La paleógrafa miró a Konteau y sonrió fríamente.
—La verdad es que debería haber recomendado estabilizadores triples, mi querido amigo.
El Vyr tosió con delicadeza.
Bueno —pensó el hombre-kron—, mientras esperan a pasarme por la piedra bien puedo relajarme y mirar el paisaje. Respiró hondo y, olvidando totalmente la cortesía y el protocolo, se dirigió a la gran zona acristalada circular que había detrás del escritorio del Vyr. Advirtió de reojo que los guardias de las esquinas de la sala se ponían tensos y se adelantaban, con las armas preparadas. No les hizo caso.
Al pasar por delante del escritorio del Vyr, advirtió que éste tenía una placa de oro incrustada en uno de los lados. Decía algo de que tenía cuatrocientos años, comprobados por carbono 14. Era menos de la diezmillonésima parte de la edad de la Tierra, pero ya era un símbolo de lujo. El hombre-kron se preguntaba qué era lo que quería demostrar el prócer. ¿Pretendía, quizá, legitimar sus orígenes familiares ancestrales y nebulosos mediante pruebas de isótopos? A cada uno lo suyo. No era su problema. Siguió andando, pero se detuvo brevemente ante la jardinera con la mimosa: todas las hojas bipinnadas de la planta aromática se habían cerrado. Un retazo de recuerdo le pasó por los centros olfativos, acompañando al sutil perfume de las flores, pero no fue capaz de retenerlo. ¿Algo reciente?… Maldita sea, si tuviese a Mimí, se lo diría en milisegundos. ¿Algo que tenga que ver con Demmie? No, con Demmie no. ¿Con Ditmars? ¿Qué le había enseñado el biopsicólogo?
Siguió andando. Sabía que el Vyr estaba poniendo mala cara, a su espalda, y sospechaba que el decoro habría exigido que hubiera pedido permiso, o, por lo menos, que anunciase lo que tenía in mente. A la porra todo eso. Ni siquiera tenía nada in mente. Lo único que quería era asomarse a la ventana. Que protesten. Que no le vuelvan a invitar. ¡Ojalá!
Miró hacia fuera, a través de la gran superficie de vidrio.
Era media mañana. El cielo estaba despejado, salvo un par de nubes pequeñas. El Complejo Gubernamental de Delta era el eje de una gran rueda, cuyo perímetro estaba compuesto de mil segmentos, uno para cada uno de los asentamientos; cada uno de éstos estaba conectado con el eje por una arteria radial de quince kilómetros, para el transporte aéreo y de superficie.
Dentro del Complejo veía el Interpuerto, donde había aterrizado hacía menos de una hora; junto a éste, la cárcel, y al lado el Templo-Kron.

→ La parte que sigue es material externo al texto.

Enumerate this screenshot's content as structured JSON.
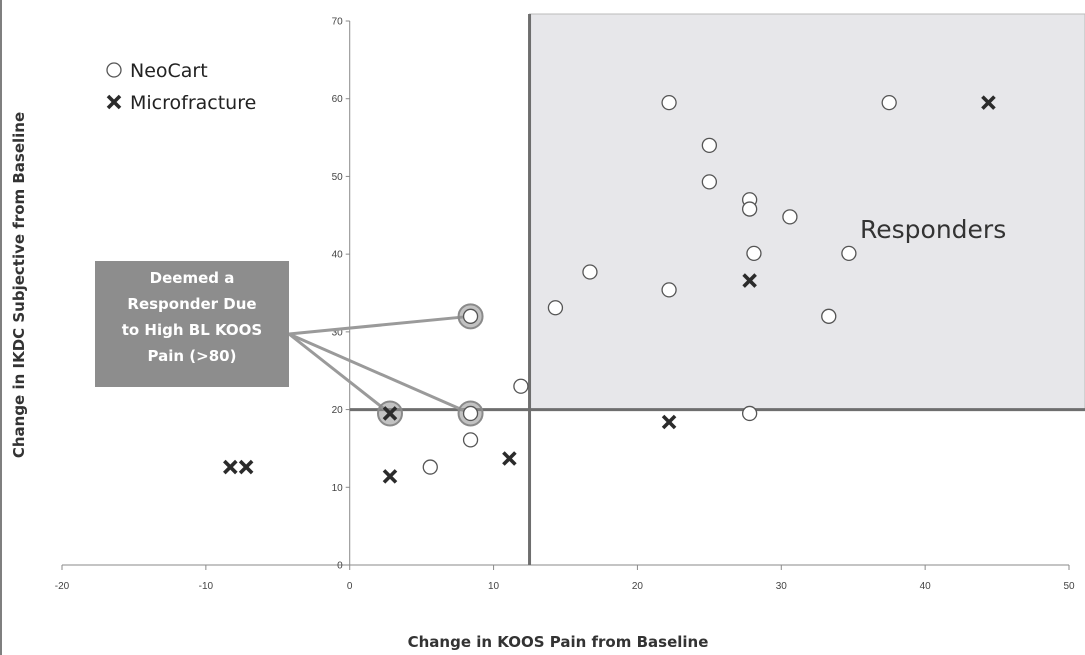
{
  "chart_data": {
    "type": "scatter",
    "xlabel": "Change in KOOS Pain from Baseline",
    "ylabel": "Change in IKDC Subjective from Baseline",
    "xlim": [
      -20,
      50
    ],
    "ylim": [
      0,
      70
    ],
    "xticks": [
      "-20",
      "-10",
      "0",
      "10",
      "20",
      "30",
      "40",
      "50"
    ],
    "yticks": [
      "0",
      "10",
      "20",
      "30",
      "40",
      "50",
      "60",
      "70"
    ],
    "grid": false,
    "legend_position": "top-left",
    "thresholds": {
      "x": 12.5,
      "y": 20
    },
    "region_label": "Responders",
    "callout": {
      "lines": [
        "Deemed a",
        "Responder Due",
        "to High BL KOOS",
        "Pain (>80)"
      ],
      "targets": [
        {
          "x": 8.4,
          "y": 32
        },
        {
          "x": 8.4,
          "y": 19.5
        },
        {
          "x": 2.8,
          "y": 19.5
        }
      ]
    },
    "series": [
      {
        "name": "NeoCart",
        "marker": "circle",
        "points": [
          {
            "x": 22.2,
            "y": 59.5
          },
          {
            "x": 37.5,
            "y": 59.5
          },
          {
            "x": 25,
            "y": 54
          },
          {
            "x": 25,
            "y": 49.3
          },
          {
            "x": 27.8,
            "y": 47
          },
          {
            "x": 27.8,
            "y": 45.8
          },
          {
            "x": 30.6,
            "y": 44.8
          },
          {
            "x": 28.1,
            "y": 40.1
          },
          {
            "x": 34.7,
            "y": 40.1
          },
          {
            "x": 16.7,
            "y": 37.7
          },
          {
            "x": 22.2,
            "y": 35.4
          },
          {
            "x": 14.3,
            "y": 33.1
          },
          {
            "x": 33.3,
            "y": 32
          },
          {
            "x": 8.4,
            "y": 32
          },
          {
            "x": 11.9,
            "y": 23
          },
          {
            "x": 8.4,
            "y": 19.5
          },
          {
            "x": 27.8,
            "y": 19.5
          },
          {
            "x": 8.4,
            "y": 16.1
          },
          {
            "x": 5.6,
            "y": 12.6
          }
        ]
      },
      {
        "name": "Microfracture",
        "marker": "x",
        "points": [
          {
            "x": 44.4,
            "y": 59.5
          },
          {
            "x": 27.8,
            "y": 36.6
          },
          {
            "x": 22.2,
            "y": 18.4
          },
          {
            "x": 11.1,
            "y": 13.7
          },
          {
            "x": 2.8,
            "y": 11.4
          },
          {
            "x": 2.8,
            "y": 19.5
          },
          {
            "x": -8.3,
            "y": 12.6
          },
          {
            "x": -7.2,
            "y": 12.6
          }
        ]
      }
    ],
    "highlighted": [
      {
        "x": 8.4,
        "y": 32
      },
      {
        "x": 8.4,
        "y": 19.5
      },
      {
        "x": 2.8,
        "y": 19.5
      }
    ]
  }
}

Más allá debería estar el Parque Ratell; no se veía desde allí. Su único ojo se posó brevemente en el Templo. Era consciente de ciertos rumores y hablillas. Si te ves envuelto en un lío, pide asilo en el Templo. Es digno de recordarse, tal como están las cosas.

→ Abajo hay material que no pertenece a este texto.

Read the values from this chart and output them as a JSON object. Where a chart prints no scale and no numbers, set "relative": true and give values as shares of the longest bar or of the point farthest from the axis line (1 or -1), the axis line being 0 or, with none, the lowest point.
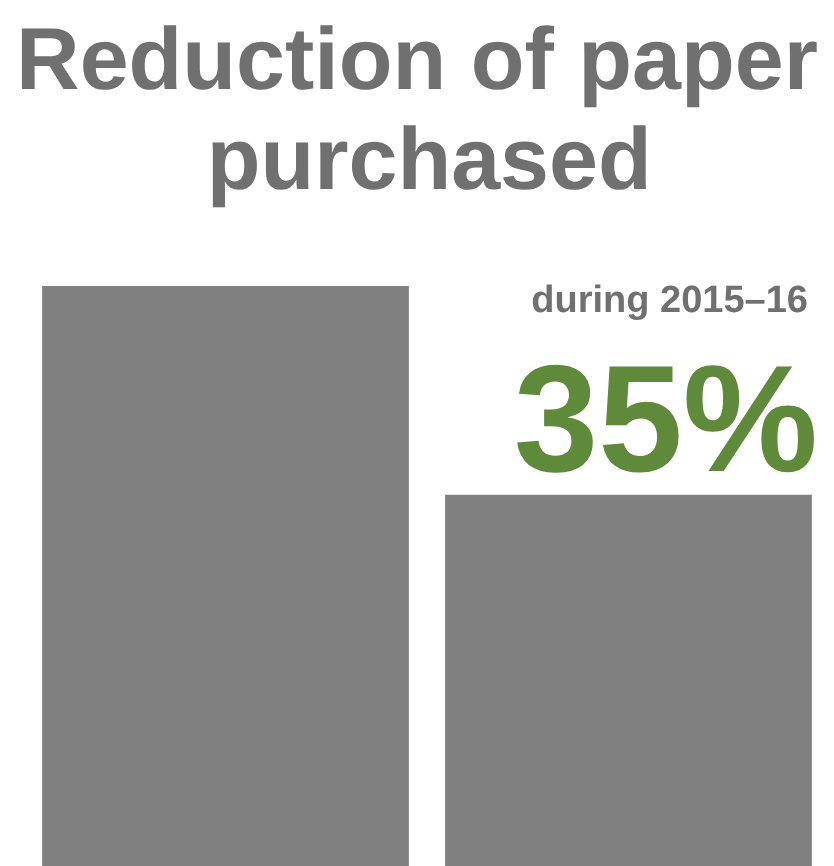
{
  "chart_data": {
    "type": "bar",
    "title": "Reduction of paper purchased",
    "subtitle": "during 2015–16",
    "annotations": [
      "35%"
    ],
    "categories": [
      null,
      null
    ],
    "values": [
      1,
      0.64
    ],
    "color": "#808080",
    "relative": true
  }
}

Su ojo siguió moviéndose. Aquí y allá, más allá de las puertas, se veía una estrecha franja de mezcalina, cactus y espinos: intentos fútiles de soportar las radiaciones de los desiertos mortales que se extendían entre los oasis intermitentes de las colonias de superficie. Dentro de algunos milenios, quizás exista algo resistente y verde que llegue a cubrir esos baldíos. Pero entonces ya será inútil. De hecho, aparte de las radiaciones, ya era demasiado tarde para devolver la tierra al arado. Por falta de vegetación protectora, las nueve décimas partes de la capa fértil de la tierra había sido arrastrada por el viento o hacia el mar, convirtiendo las desembocaduras de los ríos, que antes habían sido hermosos, en grandes lodazales.

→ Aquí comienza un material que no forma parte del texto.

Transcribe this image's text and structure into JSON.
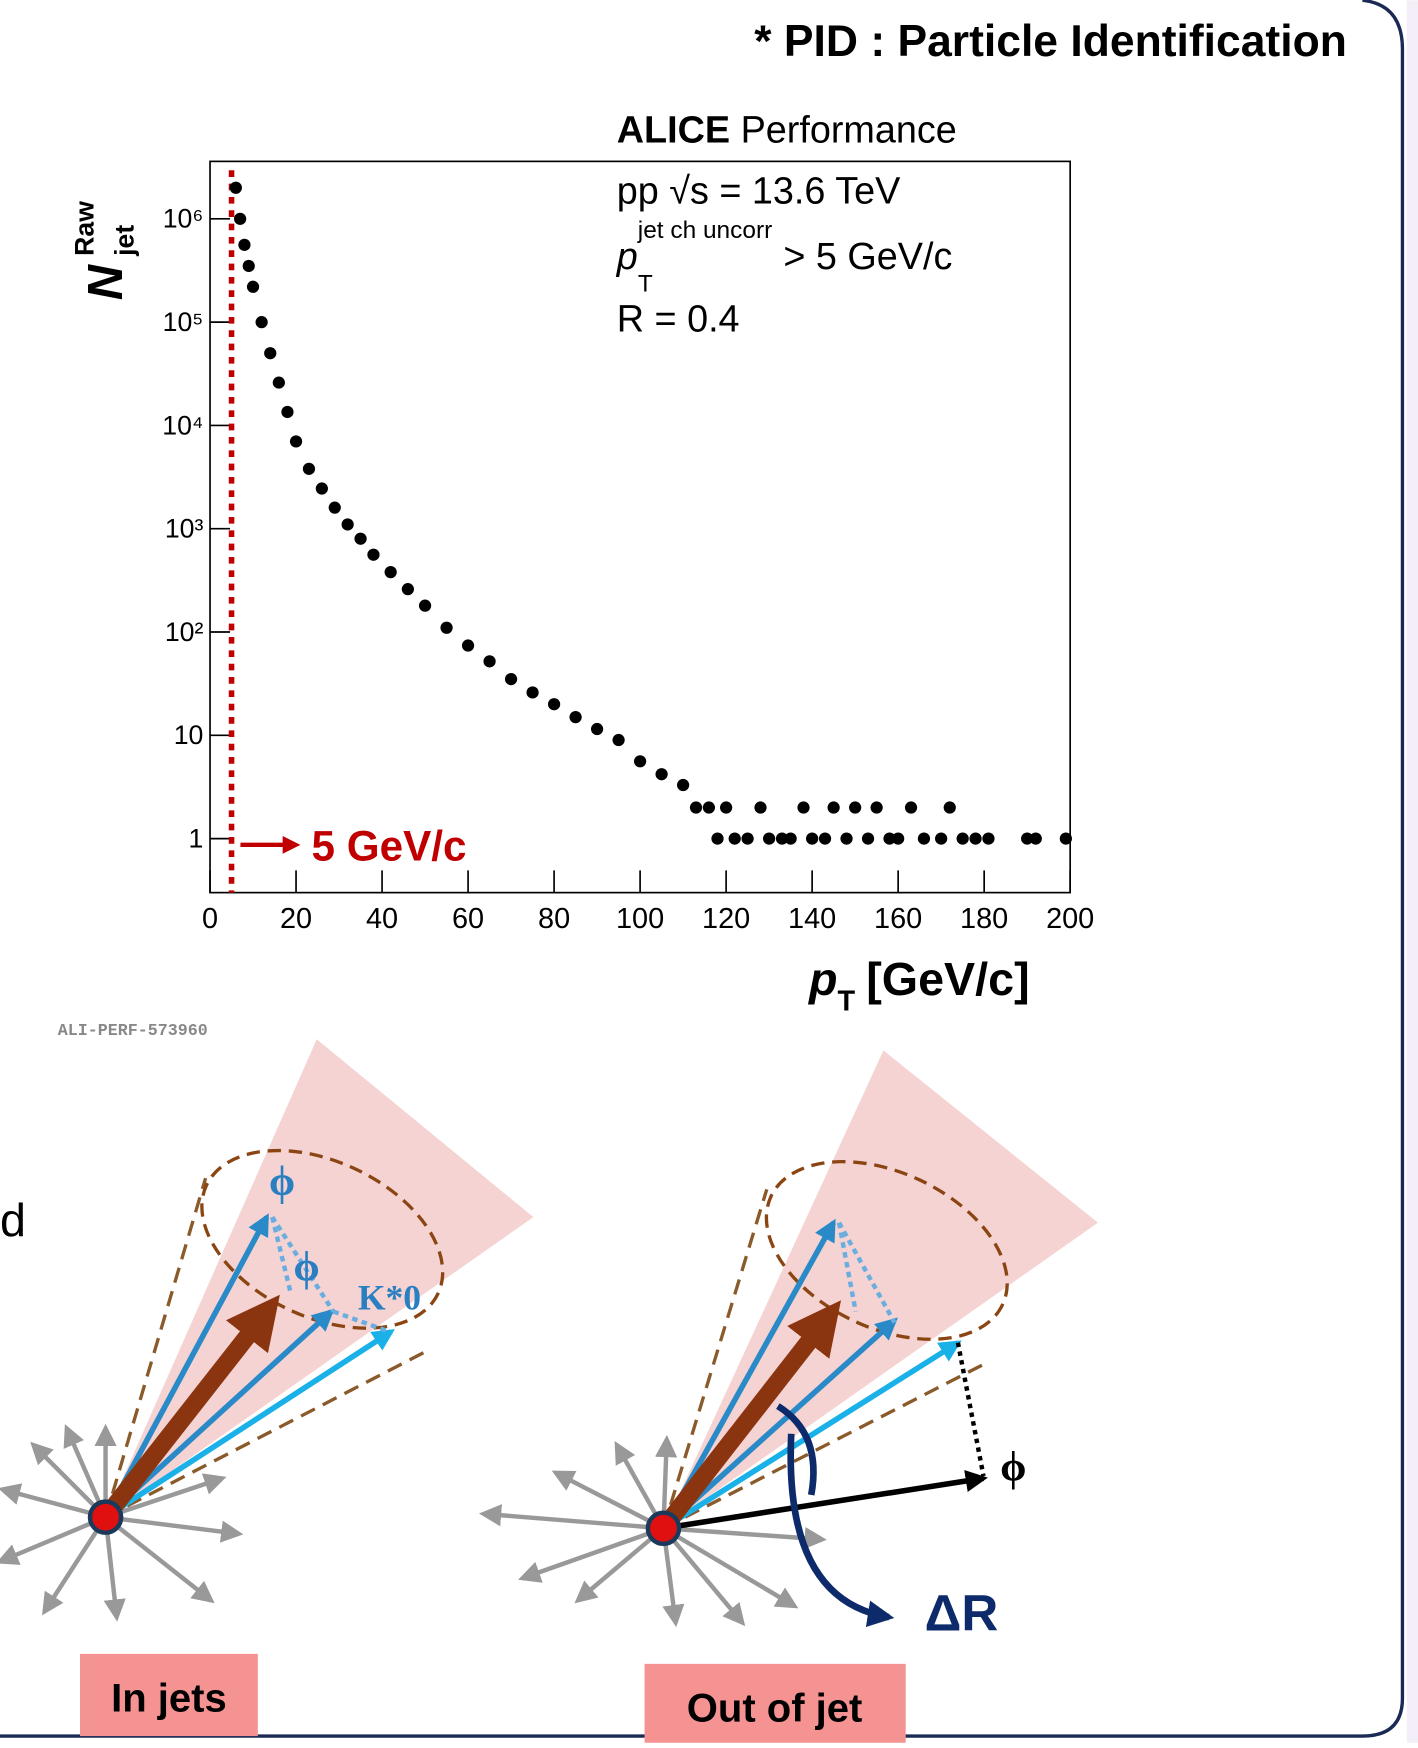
{
  "header": {
    "title": "* PID : Particle Identification"
  },
  "chart_data": {
    "type": "scatter",
    "log_y": true,
    "color": "#000000",
    "x": [
      6,
      7,
      8,
      9,
      10,
      12,
      14,
      16,
      18,
      20,
      23,
      26,
      29,
      32,
      35,
      38,
      42,
      46,
      50,
      55,
      60,
      65,
      70,
      75,
      80,
      85,
      90,
      95,
      100,
      105,
      110,
      113,
      116,
      118,
      120,
      122,
      125,
      128,
      130,
      133,
      135,
      138,
      140,
      143,
      145,
      148,
      150,
      153,
      155,
      158,
      160,
      163,
      166,
      170,
      172,
      175,
      178,
      181,
      190,
      192,
      199
    ],
    "values": [
      2000000,
      1000000,
      560000,
      350000,
      220000,
      100000,
      50000,
      26000,
      13500,
      7000,
      3800,
      2450,
      1600,
      1100,
      800,
      560,
      380,
      260,
      180,
      110,
      74,
      52,
      35,
      26,
      20,
      15,
      11.5,
      9,
      5.6,
      4.2,
      3.3,
      2,
      2,
      1,
      2,
      1,
      1,
      2,
      1,
      1,
      1,
      2,
      1,
      1,
      2,
      1,
      2,
      1,
      2,
      1,
      1,
      2,
      1,
      1,
      2,
      1,
      1,
      1,
      1,
      1,
      1
    ],
    "xlim": [
      0,
      200
    ],
    "xticks": [
      0,
      20,
      40,
      60,
      80,
      100,
      120,
      140,
      160,
      180,
      200
    ],
    "ylim": [
      0.3,
      3600000
    ],
    "yticks": [
      1,
      10,
      {
        "value": 100,
        "label": "10²"
      },
      {
        "value": 1000,
        "label": "10³"
      },
      {
        "value": 10000,
        "label": "10⁴"
      },
      {
        "value": 100000,
        "label": "10⁵"
      },
      {
        "value": 1000000,
        "label": "10⁶"
      }
    ],
    "threshold": {
      "value": 5,
      "color": "#c00000",
      "label": "5 GeV/c"
    },
    "y_label": {
      "main": "N",
      "sub": "jet",
      "sup": "Raw"
    },
    "x_label": {
      "main": "p",
      "sub": "T",
      "unit": "[GeV/c]"
    },
    "legend_text": {
      "experiment": "ALICE",
      "status": "Performance",
      "system": "pp √s = 13.6 TeV",
      "pt_symbol": "p",
      "pt_sub": "T",
      "pt_sup": "jet ch uncorr",
      "pt_cut": "> 5 GeV/c",
      "radius": "R = 0.4"
    },
    "reference": "ALI-PERF-573960"
  },
  "diagram": {
    "side_text": "d",
    "phi_1": "ϕ",
    "phi_2": "ϕ",
    "kstar": "K*0",
    "phi_out": "ϕ",
    "delta_r": "ΔR",
    "in_jets": "In jets",
    "out_of_jet": "Out of jet"
  }
}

Los depósitos aluviales del Mississippi, Río Grande, Alabama, Trinity y otros menores habían convertido ya al golfo de México en una marisma. La corriente del Golfo se había convertido en un arroyo que ya no llegaba al otro lado del Atlántico. El norte de Europa entraba en una nueva glaciación.
Se volvió al noroeste, donde una nube negra y alargada cubría el horizonte. Era polvo. Los vientos barrían las capas de arena de las Grandes Llanuras, cada vez más delgadas, y la llevaban al océano Atlántico, y a la península Ibérica y al África occidental. La capa superficial muerta ya había desaparecido así, en los primeros siglos del periodo «?». El fenómeno suponía una curiosa paradoja: el viento iba limpiando las radiaciones de la superficie, poco a poco; pero se cobraba un precio que no se podía pagar. Se iban quedando al descubierto millones de kilómetros cuadrados de roca desolada, bajo aquel horrible horizonte.
Aparte de los cactus, no crecía nada más: no había arbustos, ni árboles, ni aves, ni ratones, ni animales. Allí no había nada más que nubes de polvo y terribles redes de erosión.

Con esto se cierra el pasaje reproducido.